Must be a legal entity under the law, create contract and establish grievance redressal mechanism

Any MLM company in India must structure its business according to the 2016 guidelines and some of the requirements are given below:

  • The MLM company must be registered under the Companies Act, 2013, must have acquired necessary licenses, must comply with statutory formalities like income tax etc.
  • An undertaking must be submitted to the Department of Consumer Affairs within 90 days of the release of guidelines. Furthermore, a declaration of compliance must be submitted.
  • The direct sellers cannot be forced to buy more products than they can sell or pay any monthly subscription and neither can they earn a commission for recruitment of new sellers. Their remuneration can only be extracted from the sale of products.
  • There must exist a written contract between the company and the participant which must lay down the main terms including the repurchase policy, warranty policy, cooling off period etc. Also, the method of calculating remuneration should be explained properly.

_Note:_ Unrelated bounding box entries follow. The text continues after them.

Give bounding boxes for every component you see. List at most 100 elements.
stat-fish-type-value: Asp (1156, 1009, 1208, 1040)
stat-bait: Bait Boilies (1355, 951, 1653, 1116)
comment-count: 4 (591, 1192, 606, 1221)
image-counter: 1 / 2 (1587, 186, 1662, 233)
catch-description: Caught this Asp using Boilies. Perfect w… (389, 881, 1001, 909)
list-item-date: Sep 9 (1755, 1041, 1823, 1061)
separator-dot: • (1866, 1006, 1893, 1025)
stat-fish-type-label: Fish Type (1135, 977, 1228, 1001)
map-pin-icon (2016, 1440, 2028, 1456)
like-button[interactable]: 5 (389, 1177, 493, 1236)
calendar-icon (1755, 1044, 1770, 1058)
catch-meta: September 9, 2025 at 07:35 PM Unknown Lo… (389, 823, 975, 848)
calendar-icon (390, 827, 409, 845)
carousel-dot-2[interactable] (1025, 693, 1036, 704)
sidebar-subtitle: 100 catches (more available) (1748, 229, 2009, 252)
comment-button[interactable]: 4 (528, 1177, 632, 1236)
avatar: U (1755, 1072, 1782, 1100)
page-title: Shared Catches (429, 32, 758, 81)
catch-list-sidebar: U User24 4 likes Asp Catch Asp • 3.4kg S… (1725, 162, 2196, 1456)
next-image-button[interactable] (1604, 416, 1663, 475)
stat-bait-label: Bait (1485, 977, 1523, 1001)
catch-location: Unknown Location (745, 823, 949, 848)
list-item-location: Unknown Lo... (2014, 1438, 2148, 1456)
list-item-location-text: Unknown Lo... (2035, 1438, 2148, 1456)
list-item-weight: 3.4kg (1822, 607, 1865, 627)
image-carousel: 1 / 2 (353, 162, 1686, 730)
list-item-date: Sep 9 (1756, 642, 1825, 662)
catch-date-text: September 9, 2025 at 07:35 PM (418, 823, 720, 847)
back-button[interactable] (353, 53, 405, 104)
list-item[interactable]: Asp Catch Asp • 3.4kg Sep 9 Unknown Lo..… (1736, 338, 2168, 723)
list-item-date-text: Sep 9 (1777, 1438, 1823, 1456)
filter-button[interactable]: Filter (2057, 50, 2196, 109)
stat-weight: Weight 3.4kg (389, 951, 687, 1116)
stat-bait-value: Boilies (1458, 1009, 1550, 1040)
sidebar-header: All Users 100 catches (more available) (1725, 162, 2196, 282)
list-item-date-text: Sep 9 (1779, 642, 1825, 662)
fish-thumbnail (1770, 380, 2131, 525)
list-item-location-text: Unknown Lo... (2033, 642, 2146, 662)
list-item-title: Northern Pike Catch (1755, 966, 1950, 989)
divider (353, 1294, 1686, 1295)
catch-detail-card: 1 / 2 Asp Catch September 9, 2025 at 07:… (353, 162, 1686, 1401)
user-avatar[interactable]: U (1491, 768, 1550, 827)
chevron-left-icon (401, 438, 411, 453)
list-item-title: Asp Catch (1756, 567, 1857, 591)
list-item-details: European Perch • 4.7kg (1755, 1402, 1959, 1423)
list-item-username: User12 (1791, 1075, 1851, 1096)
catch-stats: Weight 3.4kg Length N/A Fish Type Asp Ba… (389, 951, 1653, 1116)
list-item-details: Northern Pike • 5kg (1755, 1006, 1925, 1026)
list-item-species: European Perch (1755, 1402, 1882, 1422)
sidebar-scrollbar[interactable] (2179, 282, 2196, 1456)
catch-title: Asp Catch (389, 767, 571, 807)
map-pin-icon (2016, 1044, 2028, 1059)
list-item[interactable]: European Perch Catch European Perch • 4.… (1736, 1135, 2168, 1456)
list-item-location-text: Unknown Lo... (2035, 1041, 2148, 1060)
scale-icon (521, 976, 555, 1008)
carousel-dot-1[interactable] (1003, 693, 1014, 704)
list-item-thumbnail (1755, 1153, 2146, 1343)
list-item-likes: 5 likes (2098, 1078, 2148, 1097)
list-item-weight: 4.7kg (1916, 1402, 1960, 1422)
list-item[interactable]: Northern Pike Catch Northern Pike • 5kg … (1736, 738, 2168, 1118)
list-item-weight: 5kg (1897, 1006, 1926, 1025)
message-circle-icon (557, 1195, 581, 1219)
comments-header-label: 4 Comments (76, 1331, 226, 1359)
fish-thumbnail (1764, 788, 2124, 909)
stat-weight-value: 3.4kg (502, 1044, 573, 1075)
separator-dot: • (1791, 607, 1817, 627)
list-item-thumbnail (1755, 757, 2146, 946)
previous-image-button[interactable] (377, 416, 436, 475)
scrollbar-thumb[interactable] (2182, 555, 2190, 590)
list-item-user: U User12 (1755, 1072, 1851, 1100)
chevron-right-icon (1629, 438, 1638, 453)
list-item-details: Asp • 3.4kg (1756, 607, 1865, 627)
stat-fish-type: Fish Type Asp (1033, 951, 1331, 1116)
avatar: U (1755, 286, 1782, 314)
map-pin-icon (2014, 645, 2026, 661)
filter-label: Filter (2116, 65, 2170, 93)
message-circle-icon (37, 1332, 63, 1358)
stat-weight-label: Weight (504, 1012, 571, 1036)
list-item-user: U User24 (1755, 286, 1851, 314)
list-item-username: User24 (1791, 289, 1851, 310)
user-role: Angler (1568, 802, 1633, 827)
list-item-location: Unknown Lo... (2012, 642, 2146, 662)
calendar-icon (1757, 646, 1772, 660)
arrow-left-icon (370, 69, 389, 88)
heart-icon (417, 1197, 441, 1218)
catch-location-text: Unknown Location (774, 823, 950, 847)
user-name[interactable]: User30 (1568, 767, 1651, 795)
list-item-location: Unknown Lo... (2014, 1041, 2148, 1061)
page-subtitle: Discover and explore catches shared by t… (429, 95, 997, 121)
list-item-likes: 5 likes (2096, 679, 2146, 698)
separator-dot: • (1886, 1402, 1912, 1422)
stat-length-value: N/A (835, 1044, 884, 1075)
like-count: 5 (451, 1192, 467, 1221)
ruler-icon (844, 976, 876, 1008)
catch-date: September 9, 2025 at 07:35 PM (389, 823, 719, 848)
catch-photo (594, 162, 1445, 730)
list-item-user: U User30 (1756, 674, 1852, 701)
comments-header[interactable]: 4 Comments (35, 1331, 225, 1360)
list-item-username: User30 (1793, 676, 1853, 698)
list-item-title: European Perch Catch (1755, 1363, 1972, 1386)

  • A grievance redressal mechanism for the customers must be established by the company details of which must be provided to the consumer by the direct seller. The company is liable for all grievances arising out of the sale of products or services.
  • The state governments are also under orders to establish mechanisms to regulate and overview the functioning of these direct selling entities.
  • It is mandated for the company to provide their potential direct sellers with accurate and honest information about all aspects of direct selling including realistic remuneration, opportunities, rights and responsibilities.
  • The direct sellers cannot use unfair trade practices, claim unverifiable facts about the product or compel other direct sellers to buy an unreasonable amount of goods.
  • The company must maintain a record of business deals, products, prices, the direct sellers employed etc.